2 Caylan Ford // Aug 25, 2008 at 2:34 am
Well done, Mr. Burton. It’s refreshing to see someone honestly debating the cultural relativism that pervades so much Canadian thinking on China’s human rights record.
It is embarrassing — if not patronizing — that we expect so little of the Chinese government in the realm of human rights. All the more so since Chinese Confucian culture does, indeed, stress respect for human dignity, humaneness and benevolence — ideals that are remarkably compatible with “western” notions of human rights, in spite of what China’s current rulers would have us believe.
3 Nathan Andrews // Sep 8, 2008 at 1:50 am
It’s good the issue of human rights is an ongoing debate.Otherwise it would have seem that scholars and practitioners of human rights have come to a deadlock.As it stands now the concept is receiving a lot more revelations.
But the truth is that I was thinking the Chinese human right issue would have been strengthened by the time the Olympics end.However it appears the issue was well preserved in a store or something to get back to later on.Now, minorities in China are back to square one.

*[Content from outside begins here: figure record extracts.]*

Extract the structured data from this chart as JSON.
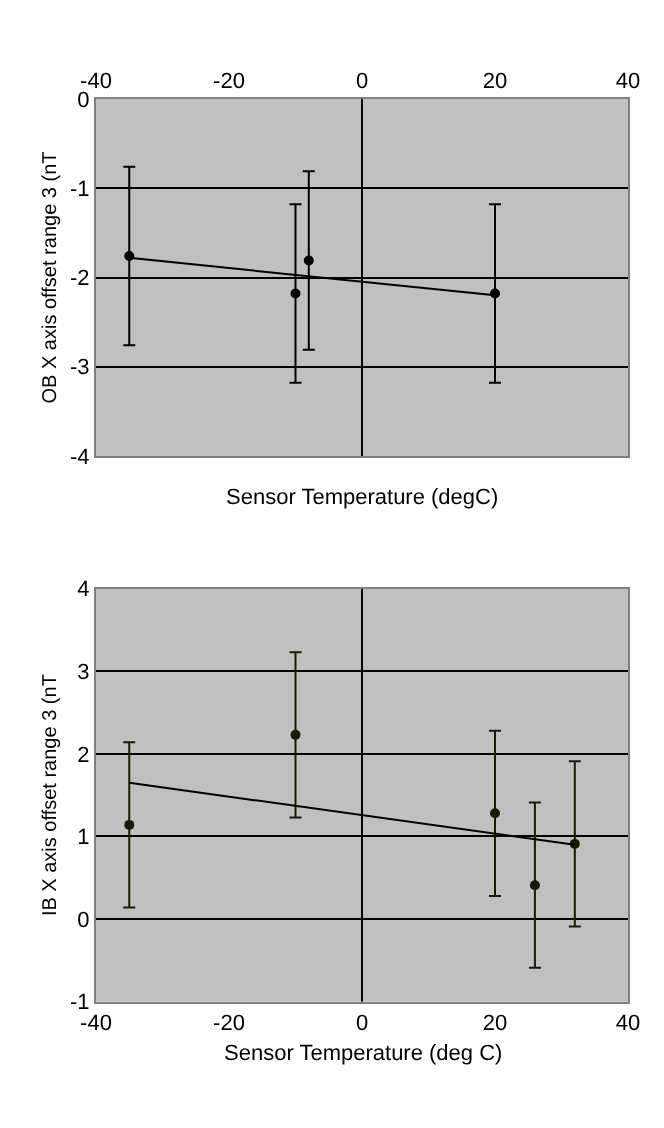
{
  "chart_data": [
    {
      "type": "scatter",
      "xlabel": "Sensor Temperature (degC)",
      "ylabel": "OB X axis offset range 3 (nT",
      "xlim": [
        -40,
        40
      ],
      "xticks": [
        -40,
        -20,
        0,
        20,
        40
      ],
      "ylim": [
        -4,
        0
      ],
      "yticks": [
        -4,
        -3,
        -2,
        -1,
        0
      ],
      "grid": "y",
      "marker": "circle",
      "series": [
        {
          "color": "#000000",
          "x": [
            -35,
            -10,
            -8,
            20
          ],
          "values": [
            -1.76,
            -2.18,
            -1.81,
            -2.18
          ],
          "errors": [
            1,
            1,
            1,
            1
          ]
        },
        {
          "type": "line",
          "color": "#000000",
          "x": [
            -35,
            20
          ],
          "values": [
            -1.78,
            -2.2
          ],
          "marker": "none"
        }
      ],
      "ref_lines": [
        {
          "axis": "x",
          "value": 0,
          "color": "#000000"
        }
      ]
    },
    {
      "type": "scatter",
      "xlabel": "Sensor Temperature (deg C)",
      "ylabel": "IB X axis offset range 3 (nT",
      "xlim": [
        -40,
        40
      ],
      "xticks": [
        -40,
        -20,
        0,
        20,
        40
      ],
      "ylim": [
        -1,
        4
      ],
      "yticks": [
        -1,
        0,
        1,
        2,
        3,
        4
      ],
      "grid": "y",
      "marker": "circle",
      "series": [
        {
          "color": "#1a1a00",
          "x": [
            -35,
            -10,
            20,
            26,
            32
          ],
          "values": [
            1.14,
            2.23,
            1.28,
            0.41,
            0.91
          ],
          "errors": [
            1,
            1,
            1,
            1,
            1
          ]
        },
        {
          "type": "line",
          "color": "#000000",
          "x": [
            -35,
            32
          ],
          "values": [
            1.65,
            0.9
          ],
          "marker": "none"
        }
      ],
      "ref_lines": [
        {
          "axis": "x",
          "value": 0,
          "color": "#000000"
        }
      ]
    }
  ]
}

China is emerging as a world power(if not already emerged) and this makes it more necessary to ensure that there are only few or no human rights violations.Let’e think of it this way.It could be culture specific or as defined by the Universal Declaration of Human Rights but my personal understanding is Human rights are the natural inviolable rights of an individual by virtue of his being a person – and thus no other explanation will fit when this basic understanding is sacrificed.